Allocator relevance: Impacts cash-flow timing, performance optics (especially IRR), and transparency expectations—allocators want clear limits, permitted use, and disclosure discipline.
Expanded Definition
A drawdown facility is a borrowing arrangement that allows a fund to access short-term liquidity by drawing funds from a lender to finance investments or expenses before (or while) calling capital from LPs. It is commonly used to smooth capital-call timing, reduce administrative friction, and support fast execution when deal timelines move faster than LP funding cycles.

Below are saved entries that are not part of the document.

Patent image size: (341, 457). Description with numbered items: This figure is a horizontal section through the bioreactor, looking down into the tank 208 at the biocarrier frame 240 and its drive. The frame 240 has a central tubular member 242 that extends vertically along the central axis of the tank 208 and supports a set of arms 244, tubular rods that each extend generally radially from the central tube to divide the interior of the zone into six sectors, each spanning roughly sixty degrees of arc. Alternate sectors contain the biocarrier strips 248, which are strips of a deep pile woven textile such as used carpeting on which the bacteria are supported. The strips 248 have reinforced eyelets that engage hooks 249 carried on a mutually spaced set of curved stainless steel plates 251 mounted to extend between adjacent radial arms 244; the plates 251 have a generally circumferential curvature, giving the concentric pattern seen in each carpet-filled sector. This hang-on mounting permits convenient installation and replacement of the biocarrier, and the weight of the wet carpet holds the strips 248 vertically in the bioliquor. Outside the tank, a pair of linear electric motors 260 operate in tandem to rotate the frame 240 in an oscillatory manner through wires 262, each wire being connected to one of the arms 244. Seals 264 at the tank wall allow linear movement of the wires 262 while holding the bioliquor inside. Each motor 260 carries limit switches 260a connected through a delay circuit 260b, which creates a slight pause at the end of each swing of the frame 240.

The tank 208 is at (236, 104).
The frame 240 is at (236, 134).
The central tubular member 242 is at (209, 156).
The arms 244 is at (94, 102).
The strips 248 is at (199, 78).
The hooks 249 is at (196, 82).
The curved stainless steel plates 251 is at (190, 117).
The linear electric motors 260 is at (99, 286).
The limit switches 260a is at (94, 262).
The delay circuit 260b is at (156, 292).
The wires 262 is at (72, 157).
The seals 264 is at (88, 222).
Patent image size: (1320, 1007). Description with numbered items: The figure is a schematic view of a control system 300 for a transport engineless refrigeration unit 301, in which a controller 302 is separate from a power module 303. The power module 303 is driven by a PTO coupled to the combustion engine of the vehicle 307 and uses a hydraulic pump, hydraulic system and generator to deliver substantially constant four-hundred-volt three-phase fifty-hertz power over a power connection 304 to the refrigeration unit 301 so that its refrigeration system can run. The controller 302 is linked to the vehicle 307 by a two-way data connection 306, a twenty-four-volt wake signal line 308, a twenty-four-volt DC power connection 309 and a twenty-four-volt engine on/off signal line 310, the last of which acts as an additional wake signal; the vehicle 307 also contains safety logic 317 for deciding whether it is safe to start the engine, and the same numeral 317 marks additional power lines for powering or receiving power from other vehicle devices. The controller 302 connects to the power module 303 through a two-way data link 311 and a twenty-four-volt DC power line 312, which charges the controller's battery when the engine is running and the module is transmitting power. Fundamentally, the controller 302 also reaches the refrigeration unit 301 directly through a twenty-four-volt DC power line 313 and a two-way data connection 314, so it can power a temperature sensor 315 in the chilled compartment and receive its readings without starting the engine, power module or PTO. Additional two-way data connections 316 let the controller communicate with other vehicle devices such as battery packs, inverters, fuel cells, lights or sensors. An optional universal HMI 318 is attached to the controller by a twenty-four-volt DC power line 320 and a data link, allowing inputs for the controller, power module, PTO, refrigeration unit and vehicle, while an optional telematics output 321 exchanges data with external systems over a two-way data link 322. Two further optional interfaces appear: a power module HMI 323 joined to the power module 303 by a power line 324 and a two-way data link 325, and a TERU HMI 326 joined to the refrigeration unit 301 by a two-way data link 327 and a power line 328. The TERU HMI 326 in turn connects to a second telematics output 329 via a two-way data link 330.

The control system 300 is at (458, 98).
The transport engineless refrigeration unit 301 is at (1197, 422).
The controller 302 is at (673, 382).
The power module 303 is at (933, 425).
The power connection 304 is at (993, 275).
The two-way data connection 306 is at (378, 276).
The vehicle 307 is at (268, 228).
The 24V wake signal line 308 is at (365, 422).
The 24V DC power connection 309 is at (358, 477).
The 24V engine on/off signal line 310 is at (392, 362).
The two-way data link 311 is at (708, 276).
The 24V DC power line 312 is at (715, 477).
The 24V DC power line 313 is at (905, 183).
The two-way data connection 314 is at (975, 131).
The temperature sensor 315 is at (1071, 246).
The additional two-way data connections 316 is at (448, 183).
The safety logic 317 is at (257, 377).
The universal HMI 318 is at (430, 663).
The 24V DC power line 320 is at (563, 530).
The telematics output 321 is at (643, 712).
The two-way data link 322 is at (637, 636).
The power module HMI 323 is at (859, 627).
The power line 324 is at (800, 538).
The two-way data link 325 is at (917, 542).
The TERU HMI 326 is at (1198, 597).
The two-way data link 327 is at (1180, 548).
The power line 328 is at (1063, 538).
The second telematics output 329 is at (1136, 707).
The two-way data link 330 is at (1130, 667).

In practice, the term is often used broadly alongside subscription-based facilities. Regardless of label, the allocator concern is consistent: how borrowing affects timing, risk, and reporting clarity. The facility can change the observed cash-flow profile—capital may be invested before LPs fund it—shifting timing and potentially affecting reported metrics.
Allocators typically look for: a clearly stated use policy, conservative limits, and transparent reporting that makes the facility’s effect on cash flows and performance visible.
How It Works in Practice
Managers establish the facility at fund formation or early in the fund life, then draw on it to:
- fund investments quickly (then repay after capital calls settle)
- bridge administrative timing (subscription processing, notice periods)
- manage short-term liquidity needs without holding excess cash
Strong practice is to treat the facility as a timing tool, not hidden leverage:
- draws are short-duration and policy-bounded
- repayment behavior is consistent
- reporting clearly separates facility effects from operating performance
Decision Authority and Governance
Drawdown facility usage is governed by fund documents and internal approval rules: who can authorize draws, maximum exposure limits, permitted uses, and repayment expectations. Oversight is typically validated through:
- periodic reporting on facility balances and utilization
- consistency with stated policy (no “scope creep”)
- clear disclosure of how the facility affects capital-call timing and performance metrics
Allocators may also evaluate whether the GP’s disclosures are consistent and whether exceptions are rare, documented, and justified.
Common Misconceptions
Drawdown facilities are always “hidden leverage.”
Facilities automatically improve performance.
If a facility exists, the GP is overly aggressive.
Key Takeaways
A drawdown facility is primarily a timing bridge between investment execution and LP funding.
It affects cash-flow timing and can influence performance optics—disclosure matters.
Allocators look for conservative limits, permitted-use clarity, and transparent reporting.